Solar-assisted high-temperature heat pumps to achieve off-grid zero-carbon heating in industrial parks

Industrial heating constitutes over half of global energy use, posing a major barrier to deep decarbonization. Solar energy, as a flexible and cost-effective renewable source, is ideal for off-grid power and heat in industrial parks. This study constructs and evaluates four solar-assisted pathways for delivering industrial heating by electrified heating: i) water-based photovoltaic-thermal with electric boiler (PV/T-EB), ii) water-based PV/T with high-temperature heat pump (PV/T + HTHP), iii) PV/T-direct-expansion heat pump with HTHP (PV/T-DXHP + HTHP), and iv) PV-powered air-source heat pump with HTHP (PV-ASHP + HTHP). A techno-economic assessment considering local weather, heat demand and system costs was conducted for four representative cities: Birmingham, Shanghai, Mumbai, and Los Angeles. Results show that heat pump-based systems have 50–67 % lower levelized cost of heat (LCOH) compared to PV/T-EB. Global climate and economic boundary conditions guide the selection of specific SAHP solutions. Water-based PV/T-HTHP and PV-ASHP + HTHP show the lowest LCOH ($0.028–0.042/kWh) for 80–100 °C applications in sunny regions (equatorial regions), while PV/T-DXHP + HTHP system offers the highest COP and lowest LCOH (0.046–0.056 $/kWh) for 100–160 °C heating in moderate solar zones. Although PV/T-EB shows the highest LCOH under current cost conditions, it may become favorable by 2035 (with a projected 30 % cost reduction) in areas with poor solar resources for high-temperature (>140 °C) applications, where it can also achieve lower life-cycle CO₂ emissions compared to solar-assisted heat pump (SAHP) systems.
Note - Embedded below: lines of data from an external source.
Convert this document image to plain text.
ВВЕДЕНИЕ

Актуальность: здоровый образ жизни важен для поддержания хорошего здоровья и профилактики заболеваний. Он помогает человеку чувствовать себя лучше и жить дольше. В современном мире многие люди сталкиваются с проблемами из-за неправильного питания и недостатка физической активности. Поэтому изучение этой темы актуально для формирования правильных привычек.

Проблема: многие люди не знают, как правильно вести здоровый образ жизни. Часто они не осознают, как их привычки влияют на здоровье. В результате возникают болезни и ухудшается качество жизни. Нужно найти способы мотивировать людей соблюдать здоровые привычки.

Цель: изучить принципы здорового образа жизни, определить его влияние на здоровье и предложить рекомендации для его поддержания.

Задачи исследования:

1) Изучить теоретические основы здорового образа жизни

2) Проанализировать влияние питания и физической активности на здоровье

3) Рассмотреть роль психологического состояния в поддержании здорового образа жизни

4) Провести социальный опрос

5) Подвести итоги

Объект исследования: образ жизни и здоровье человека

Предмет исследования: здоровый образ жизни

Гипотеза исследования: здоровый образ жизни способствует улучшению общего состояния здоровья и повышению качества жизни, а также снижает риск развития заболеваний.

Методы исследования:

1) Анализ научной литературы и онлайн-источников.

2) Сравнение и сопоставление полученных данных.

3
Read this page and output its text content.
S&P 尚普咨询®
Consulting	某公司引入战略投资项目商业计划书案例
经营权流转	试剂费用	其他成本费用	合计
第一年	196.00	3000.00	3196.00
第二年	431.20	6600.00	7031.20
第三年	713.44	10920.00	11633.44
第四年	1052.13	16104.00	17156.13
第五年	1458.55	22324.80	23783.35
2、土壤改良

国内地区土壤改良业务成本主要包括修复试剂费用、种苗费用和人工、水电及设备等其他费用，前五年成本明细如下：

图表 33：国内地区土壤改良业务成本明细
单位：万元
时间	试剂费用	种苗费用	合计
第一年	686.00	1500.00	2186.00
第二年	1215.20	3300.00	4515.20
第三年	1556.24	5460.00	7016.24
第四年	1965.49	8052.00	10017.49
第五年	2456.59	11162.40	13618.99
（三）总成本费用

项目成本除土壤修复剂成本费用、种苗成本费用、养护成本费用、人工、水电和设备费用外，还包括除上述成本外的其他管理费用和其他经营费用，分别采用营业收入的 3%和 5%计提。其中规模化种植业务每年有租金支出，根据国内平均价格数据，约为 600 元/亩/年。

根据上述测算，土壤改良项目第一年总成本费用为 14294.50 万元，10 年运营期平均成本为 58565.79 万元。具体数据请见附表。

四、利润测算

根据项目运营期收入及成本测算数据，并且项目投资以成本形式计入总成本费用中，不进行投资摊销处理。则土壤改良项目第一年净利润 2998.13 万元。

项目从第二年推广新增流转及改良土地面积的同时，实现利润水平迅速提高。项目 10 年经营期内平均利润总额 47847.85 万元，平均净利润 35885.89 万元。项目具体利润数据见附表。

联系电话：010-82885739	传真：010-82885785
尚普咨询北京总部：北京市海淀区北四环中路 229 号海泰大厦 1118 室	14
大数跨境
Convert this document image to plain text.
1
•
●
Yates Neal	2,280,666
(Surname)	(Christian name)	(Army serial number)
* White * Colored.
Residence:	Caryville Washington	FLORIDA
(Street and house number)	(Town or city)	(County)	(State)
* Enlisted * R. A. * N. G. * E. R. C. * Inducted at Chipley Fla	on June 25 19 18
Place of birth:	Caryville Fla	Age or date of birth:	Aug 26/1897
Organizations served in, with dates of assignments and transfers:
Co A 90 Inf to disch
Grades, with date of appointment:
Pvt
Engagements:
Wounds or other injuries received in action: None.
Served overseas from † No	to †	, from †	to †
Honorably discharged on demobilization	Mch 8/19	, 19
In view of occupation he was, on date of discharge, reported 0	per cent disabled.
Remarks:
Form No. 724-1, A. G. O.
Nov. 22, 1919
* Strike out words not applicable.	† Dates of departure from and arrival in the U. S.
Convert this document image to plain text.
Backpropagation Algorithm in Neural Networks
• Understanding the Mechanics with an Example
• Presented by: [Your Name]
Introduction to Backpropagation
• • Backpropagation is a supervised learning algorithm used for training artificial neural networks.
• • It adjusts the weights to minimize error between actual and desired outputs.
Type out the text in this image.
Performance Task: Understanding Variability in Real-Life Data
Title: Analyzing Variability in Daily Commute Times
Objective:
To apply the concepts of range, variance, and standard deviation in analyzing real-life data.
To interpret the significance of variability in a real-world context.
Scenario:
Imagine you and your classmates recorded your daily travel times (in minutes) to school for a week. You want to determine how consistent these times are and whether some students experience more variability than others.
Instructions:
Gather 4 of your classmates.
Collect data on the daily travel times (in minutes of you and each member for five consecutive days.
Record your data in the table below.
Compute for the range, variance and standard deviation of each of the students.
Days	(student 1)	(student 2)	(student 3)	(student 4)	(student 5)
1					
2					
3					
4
For higher temperature processes (>200 °C), additional technologies beyond the scope of this study will be required. In summary, this article highlights the overall advantages of SAHPs in global heating scenarios within the 80–160 °C range by comparing SAHPs, EBs, and gas boilers (GBs) in terms of performance, economics, and carbon emissions, thereby providing a theoretical reference for addressing the decarbonization of ∼30 % of industrial heating demand.